Ne discutevo spesso con Mélenchon. L’idea della rivoluzione cittadina, che comporterebbe la conquista di più posizioni possibili all’interno di un’Assemblea nazionale, ignora il momento in cui l’apparato statale, polizia e militari, blocca, e quando c’è un confronto. In questo momento, non devi essere prigioniero dello stato. Mélenchon si riferisce a Jaurès, il quale stesso ha affermato che lo Stato è “il luogo dell’equilibrio del potere”. Il problema è che lo Stato non è neutrale. È socialmente segnato dagli interessi della borghesia e delle classi dominanti. Dobbiamo costruire un contropotere che rappresenti le classi lavoratrici. Una delle lezioni strategiche della storia delle rivoluzioni è che non esiste la “grande serata”. C’è un processo di contesa tra le forze politiche dentro e fuori le istituzioni. L’obiettivo è che chi sta sotto abbia la meglio su chi sta sopra.

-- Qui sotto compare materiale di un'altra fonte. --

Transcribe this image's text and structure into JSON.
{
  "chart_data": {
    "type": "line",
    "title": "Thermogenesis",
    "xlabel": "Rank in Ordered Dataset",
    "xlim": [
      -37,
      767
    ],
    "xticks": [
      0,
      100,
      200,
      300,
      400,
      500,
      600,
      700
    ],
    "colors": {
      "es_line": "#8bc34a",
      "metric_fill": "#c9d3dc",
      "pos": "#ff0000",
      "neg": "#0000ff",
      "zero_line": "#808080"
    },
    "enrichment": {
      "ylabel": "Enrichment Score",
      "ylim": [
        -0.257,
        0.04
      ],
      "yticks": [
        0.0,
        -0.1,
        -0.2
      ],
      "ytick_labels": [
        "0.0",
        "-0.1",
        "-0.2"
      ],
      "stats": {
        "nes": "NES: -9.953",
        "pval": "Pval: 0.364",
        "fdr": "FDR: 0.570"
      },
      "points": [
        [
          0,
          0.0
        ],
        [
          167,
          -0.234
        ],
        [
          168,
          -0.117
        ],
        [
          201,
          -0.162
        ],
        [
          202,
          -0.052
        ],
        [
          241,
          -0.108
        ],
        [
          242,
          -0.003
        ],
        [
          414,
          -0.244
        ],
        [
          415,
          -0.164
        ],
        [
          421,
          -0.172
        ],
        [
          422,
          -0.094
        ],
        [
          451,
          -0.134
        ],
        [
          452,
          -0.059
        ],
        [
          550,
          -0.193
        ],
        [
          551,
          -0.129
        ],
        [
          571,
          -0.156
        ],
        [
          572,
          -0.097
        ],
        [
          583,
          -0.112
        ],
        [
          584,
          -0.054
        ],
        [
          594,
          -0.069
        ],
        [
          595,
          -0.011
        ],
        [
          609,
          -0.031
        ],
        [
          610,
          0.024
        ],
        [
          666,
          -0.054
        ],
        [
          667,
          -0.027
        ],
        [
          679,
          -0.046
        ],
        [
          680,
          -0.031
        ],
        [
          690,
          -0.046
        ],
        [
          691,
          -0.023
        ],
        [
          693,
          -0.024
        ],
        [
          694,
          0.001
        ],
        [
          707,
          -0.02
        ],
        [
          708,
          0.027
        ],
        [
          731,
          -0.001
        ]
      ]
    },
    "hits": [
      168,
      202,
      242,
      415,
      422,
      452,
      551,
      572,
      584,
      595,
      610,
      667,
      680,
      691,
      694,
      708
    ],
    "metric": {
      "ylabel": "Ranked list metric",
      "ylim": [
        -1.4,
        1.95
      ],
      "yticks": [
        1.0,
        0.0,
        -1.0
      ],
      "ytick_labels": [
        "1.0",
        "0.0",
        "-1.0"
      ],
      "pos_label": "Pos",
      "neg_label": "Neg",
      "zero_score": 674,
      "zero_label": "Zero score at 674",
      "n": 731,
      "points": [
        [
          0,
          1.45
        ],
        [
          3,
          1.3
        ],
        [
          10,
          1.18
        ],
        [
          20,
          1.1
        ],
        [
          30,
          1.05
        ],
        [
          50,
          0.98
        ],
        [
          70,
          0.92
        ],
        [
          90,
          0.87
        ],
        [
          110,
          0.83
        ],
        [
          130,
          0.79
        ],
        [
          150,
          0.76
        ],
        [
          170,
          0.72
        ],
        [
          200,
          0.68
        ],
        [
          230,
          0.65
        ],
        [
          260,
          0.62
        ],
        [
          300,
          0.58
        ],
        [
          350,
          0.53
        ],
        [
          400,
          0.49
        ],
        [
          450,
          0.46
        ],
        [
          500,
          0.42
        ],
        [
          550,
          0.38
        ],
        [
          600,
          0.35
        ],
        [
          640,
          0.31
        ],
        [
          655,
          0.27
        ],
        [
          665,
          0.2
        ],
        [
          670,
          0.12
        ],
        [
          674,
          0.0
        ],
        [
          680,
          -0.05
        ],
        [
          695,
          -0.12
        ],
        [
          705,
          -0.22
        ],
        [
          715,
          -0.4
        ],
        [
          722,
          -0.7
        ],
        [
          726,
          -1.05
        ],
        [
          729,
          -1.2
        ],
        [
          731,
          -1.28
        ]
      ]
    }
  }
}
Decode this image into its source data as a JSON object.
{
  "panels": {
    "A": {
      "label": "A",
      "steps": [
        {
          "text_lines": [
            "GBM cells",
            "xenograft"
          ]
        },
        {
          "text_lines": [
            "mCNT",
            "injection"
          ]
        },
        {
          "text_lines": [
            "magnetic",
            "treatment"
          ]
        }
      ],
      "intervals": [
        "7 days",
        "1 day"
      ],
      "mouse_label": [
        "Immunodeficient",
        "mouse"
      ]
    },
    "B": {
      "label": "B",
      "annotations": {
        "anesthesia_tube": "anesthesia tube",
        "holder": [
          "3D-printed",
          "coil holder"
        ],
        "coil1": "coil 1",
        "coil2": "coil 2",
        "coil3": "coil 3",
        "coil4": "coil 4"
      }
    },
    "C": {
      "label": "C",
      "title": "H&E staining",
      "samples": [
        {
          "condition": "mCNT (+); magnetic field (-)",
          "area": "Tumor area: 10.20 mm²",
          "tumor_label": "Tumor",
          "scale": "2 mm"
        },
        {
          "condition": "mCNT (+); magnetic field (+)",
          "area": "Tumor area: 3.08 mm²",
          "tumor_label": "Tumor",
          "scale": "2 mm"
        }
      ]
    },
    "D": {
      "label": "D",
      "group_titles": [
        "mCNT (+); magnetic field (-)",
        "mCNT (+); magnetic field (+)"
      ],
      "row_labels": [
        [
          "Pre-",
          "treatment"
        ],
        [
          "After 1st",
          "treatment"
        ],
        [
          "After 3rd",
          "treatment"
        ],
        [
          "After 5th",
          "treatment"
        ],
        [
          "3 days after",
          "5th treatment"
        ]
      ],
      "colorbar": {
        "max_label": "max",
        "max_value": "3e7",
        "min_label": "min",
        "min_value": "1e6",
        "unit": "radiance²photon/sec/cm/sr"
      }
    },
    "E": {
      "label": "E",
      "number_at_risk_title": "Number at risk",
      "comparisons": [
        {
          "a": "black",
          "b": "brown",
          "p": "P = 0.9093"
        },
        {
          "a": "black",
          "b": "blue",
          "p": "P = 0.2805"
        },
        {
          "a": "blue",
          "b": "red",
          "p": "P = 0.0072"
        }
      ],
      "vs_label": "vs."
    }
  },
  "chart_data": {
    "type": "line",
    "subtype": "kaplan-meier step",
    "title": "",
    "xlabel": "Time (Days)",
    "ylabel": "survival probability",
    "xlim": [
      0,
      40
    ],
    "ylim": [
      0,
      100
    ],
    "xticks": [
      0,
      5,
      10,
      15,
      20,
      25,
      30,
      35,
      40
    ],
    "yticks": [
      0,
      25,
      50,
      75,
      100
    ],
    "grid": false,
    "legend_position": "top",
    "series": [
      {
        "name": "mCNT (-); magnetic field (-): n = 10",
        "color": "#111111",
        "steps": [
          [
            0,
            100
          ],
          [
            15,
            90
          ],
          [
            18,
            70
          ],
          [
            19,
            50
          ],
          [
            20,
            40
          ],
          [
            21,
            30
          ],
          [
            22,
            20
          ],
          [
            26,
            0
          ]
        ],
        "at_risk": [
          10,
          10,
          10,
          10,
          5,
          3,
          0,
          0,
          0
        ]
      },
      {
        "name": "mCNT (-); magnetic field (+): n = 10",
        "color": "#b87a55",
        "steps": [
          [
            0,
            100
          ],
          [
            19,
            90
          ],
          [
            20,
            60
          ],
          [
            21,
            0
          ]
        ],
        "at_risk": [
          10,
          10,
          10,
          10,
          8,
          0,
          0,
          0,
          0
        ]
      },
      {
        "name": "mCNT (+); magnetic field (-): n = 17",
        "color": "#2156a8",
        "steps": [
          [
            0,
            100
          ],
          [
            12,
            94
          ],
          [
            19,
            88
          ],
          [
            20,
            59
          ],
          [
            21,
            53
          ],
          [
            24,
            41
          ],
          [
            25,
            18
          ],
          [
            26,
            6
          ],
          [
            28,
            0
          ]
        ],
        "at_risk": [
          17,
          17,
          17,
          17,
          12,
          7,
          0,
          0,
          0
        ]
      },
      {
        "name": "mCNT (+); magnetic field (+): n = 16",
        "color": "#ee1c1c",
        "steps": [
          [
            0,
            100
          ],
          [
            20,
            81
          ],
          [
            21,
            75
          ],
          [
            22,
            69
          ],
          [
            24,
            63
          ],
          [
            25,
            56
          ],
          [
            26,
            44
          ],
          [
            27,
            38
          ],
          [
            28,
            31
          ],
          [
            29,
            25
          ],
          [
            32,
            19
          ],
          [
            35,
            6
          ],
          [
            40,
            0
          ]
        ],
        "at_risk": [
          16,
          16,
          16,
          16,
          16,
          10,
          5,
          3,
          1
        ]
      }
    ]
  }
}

Mélenchon afferma di aver evitato uno scenario di scomparsa della sinistra in Francia, come è accaduto invece in Italia. Certamente ha mantenuto la sinistra nel panorama politico, ma le fragilità organizzative di La France insoumise (LFI) la rendono ottimista al riguardo?
Non farò una previsione. Nell’ultima campagna, la divergenza con Mélenchon riguardava l’Ucraina. Per il resto ha fatto una buona campagna e ha avuto un buon intuito con la Nupes. Non c’erano le condizioni perché l’NPA ne facesse parte, ma politicamente, questo è ciò verso cui dovevamo muoverci. Era ovviamente positivo. Ma la dinamica è durata solo per un po’, e oggi vediamo che è più complicata. Le affermazioni di Manuel Bompard secondo cui, per motivi di efficienza, il voto interno è secondario, non mi trovano d’accordo. Potremmo aver votato troppo spesso nell’NPA, il che porta alla divisione, ma dobbiamo comunque votare per i leader e sull’orientamento. Non faremo un orientamento al sorteggio! La fragilità di LFI è anche più profonda: un progetto politico non può essere riassunto in un solo libro.
È necessario trovare una forma intermedia tra il partito e il movimento “gassoso”?
Forse. Se esiste questa crisi dell’NPA, è perché i modelli devono essere rivisti. Abbiamo un modello di voto permanente, su tutto, e una storia, una tradizione, già nella Lega, di non sottolineare ciò che ci unisce, ma ciò che ci divide. Dobbiamo riflettere su questo.
Che ne sarà di metà NPA con Olivier Besancenot e Philippe Poutou?
Non lo so, ma nella situazione generale di cambio d’epoca per la sinistra e la sinistra rivoluzionaria, visto il pericolo rappresentato dall’estrema destra liberal-fascista, deve vivere come corrente marxista rivoluzionaria, democratica e unitaria. E unitario al mille per 1000! L’NPA, insieme ad altri, ha un ruolo nella costruzione di una nuova forza politica. Da lì, spetta ai compagni decidere il da farsi. Dobbiamo mantenere una corrente indipendente, mantenere questa prospettiva rivoluzionaria, democratica, internazionalista, ecologista e femminista. Pur avendo un’integrazione nel movimento reale quanto più unitaria possibile. Tenere entrambe le estremità della corda.